Exercise your writing!

After last week's post about emotion, I thought we could do with something a little more simple this week. So how about an exercise?

In one of my workshops, I talk about rethinking your story idea.

When coming up with ideas, especially if we're thinking along the lines of a specific genre, publisher or line, we tend to think in terms of musts. What we must "have" in order to make this book work -- so that when we write our one-paragraph story summary, we end up with something we KNOW hits the marks of what the genre/line/publisher we're targeting is looking for.

But what if the sky was the limit? What if you wanted to shoot your idea over the moon? What if you wanted to write something that would catch everybody's attention...something memorable. Still within your genre/publisher/line's requirements...but... well, better.

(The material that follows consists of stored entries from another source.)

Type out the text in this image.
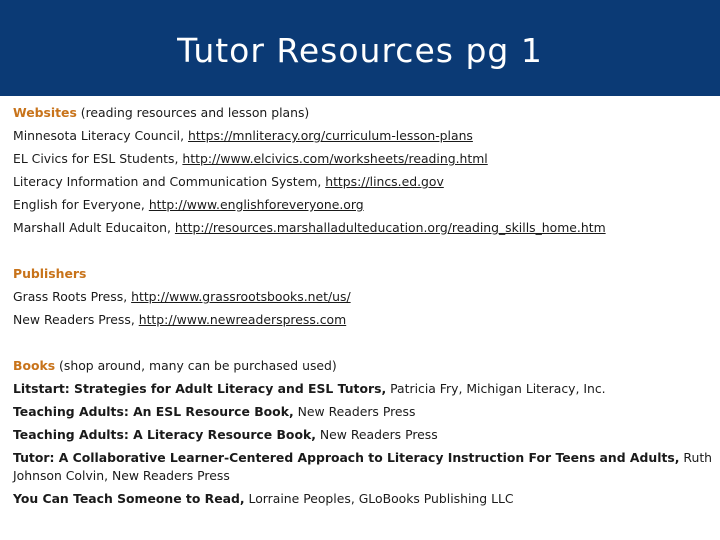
Tutor Resources pg 1
Websites (reading resources and lesson plans)
Minnesota Literacy Council, https://mnliteracy.org/curriculum-lesson-plans
EL Civics for ESL Students, http://www.elcivics.com/worksheets/reading.html
Literacy Information and Communication System, https://lincs.ed.gov
English for Everyone, http://www.englishforeveryone.org
Marshall Adult Educaiton, http://resources.marshalladulteducation.org/reading_skills_home.htm
Publishers
Grass Roots Press, http://www.grassrootsbooks.net/us/
New Readers Press, http://www.newreaderspress.com
Books (shop around, many can be purchased used)
Litstart: Strategies for Adult Literacy and ESL Tutors, Patricia Fry, Michigan Literacy, Inc.
Teaching Adults: An ESL Resource Book, New Readers Press
Teaching Adults: A Literacy Resource Book, New Readers Press
Tutor: A Collaborative Learner-Centered Approach to Literacy Instruction For Teens and Adults, Ruth Johnson Colvin, New Readers Press
You Can Teach Someone to Read, Lorraine Peoples, GLoBooks Publishing LLC
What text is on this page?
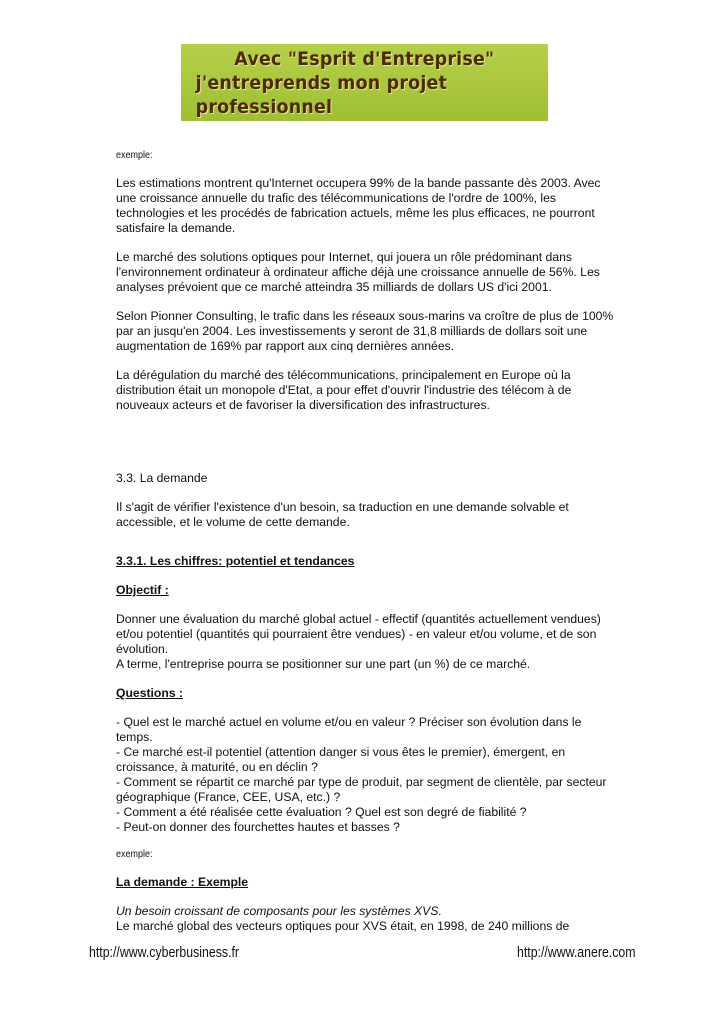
Avec "Esprit d'Entreprise"
j'entreprends mon projet professionnel

exemple:

Les estimations montrent qu'Internet occupera 99% de la bande passante dès 2003. Avec une croissance annuelle du trafic des télécommunications de l'ordre de 100%, les technologies et les procédés de fabrication actuels, même les plus efficaces, ne pourront satisfaire la demande.

Le marché des solutions optiques pour Internet, qui jouera un rôle prédominant dans l'environnement ordinateur à ordinateur affiche déjà une croissance annuelle de 56%. Les analyses prévoient que ce marché atteindra 35 milliards de dollars US d'ici 2001.

Selon Pionner Consulting, le trafic dans les réseaux sous-marins va croître de plus de 100% par an jusqu'en 2004. Les investissements y seront de 31,8 milliards de dollars soit une augmentation de 169% par rapport aux cinq dernières années.

La dérégulation du marché des télécommunications, principalement en Europe où la distribution était un monopole d'Etat, a pour effet d'ouvrir l'industrie des télécom à de nouveaux acteurs et de favoriser la diversification des infrastructures.

3.3. La demande

Il s'agit de vérifier l'existence d'un besoin, sa traduction en une demande solvable et accessible, et le volume de cette demande.

3.3.1. Les chiffres: potentiel et tendances

Objectif :

Donner une évaluation du marché global actuel - effectif (quantités actuellement vendues) et/ou potentiel (quantités qui pourraient être vendues) - en valeur et/ou volume, et de son évolution.

A terme, l'entreprise pourra se positionner sur une part (un %) de ce marché.

Questions :

- Quel est le marché actuel en volume et/ou en valeur ? Préciser son évolution dans le temps.

- Ce marché est-il potentiel (attention danger si vous êtes le premier), émergent, en croissance, à maturité, ou en déclin ?

- Comment se répartit ce marché par type de produit, par segment de clientèle, par secteur géographique (France, CEE, USA, etc.) ?

- Comment a été réalisée cette évaluation ? Quel est son degré de fiabilité ?

- Peut-on donner des fourchettes hautes et basses ?

exemple:

La demande : Exemple

Un besoin croissant de composants pour les systèmes XVS.

Le marché global des vecteurs optiques pour XVS était, en 1998, de 240 millions de

http://www.cyberbusiness.fr	http://www.anere.com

Can you look at your one-paragraph story summary and say...is there something I could add to this ... a goal, motivation, conflict ... or something...that could shoot this story over the moon?

In my summer release, NANNY FOR THE MILLIONAIRE'S TWINS, my heroine was 'just coming back to life' after five years of surgeries and therapies to repair the leg she shattered in a motorcycle accident. The book was okay...but I knew (and so did the editors) that there was something 'more' that could be done. Something that could take it from good to memorable.

I did lists of twenty out the ying yang until one day it dawned on me. My heroine wasn't driving the bike that wrecked. Her boyfriend was...No make that her fiance. And he fared worse than she did in the accident. He was still in a coma.

So I went from having a story about a nanny who was limped a bit and was backward/shy because of sort of being out of life for five years to a story about a woman struggling to get back into life who really can't because her fiance, the guy who sheilded her from the brunt of the accident, lay in a personal care facility. Not dead but not really alive either. While part of her longs to move on...the other part desperately hangs on.

Now that's a struggle. LOL. And that's an over the moon idea. That's taking a good book and making it memorable.

Can you do that with your story?

Just the exercise of trying will bring you a boatload of new ideas!

Because sometimes your BOOK doesn't have to change, but maybe some of your scenes do. Have you taken your people to the wall? Are you bringing up their greatest fears and forcing them to face them? Do they really grow in your story...or do they just defeat an enemy?

When a reader closes your book...will the story stay with them?

Give thinking about some of that a shot today!

Happy Monday!
susan

4 comments:

kris said...

Wow. That change definitely shifts the story to a whole new level. Talk about intensifying the conflict! I'm going to have to keep my thoughts open for these possibilities with my stories, and I can't wait to see how you handle this one, Susan!

Susan said...

Thanks, Kris. The story came out even better than I'd hoped. It's one of those stories I'm sure I'll be proud of forever. There's no feeling like that feeling!

susan

Shirley Wine said...

All I can say Susan is wow!


What an extra to add to any story. A fiance in a coma.

I've always gone for the extra filip in my own work and I've had editors come back and tell me to tone down the emotion. That threw me until I relaised it wasn't exactly the emotion they wanted toned down but that I was using too many strong words.
sigh!
So it comes back to the big three.

Story, scene and word.

Susan said...

Ah...I get it.

sometimes we do go to extremes with the words.

But you're right. In the end it all comes down to story, scene and word!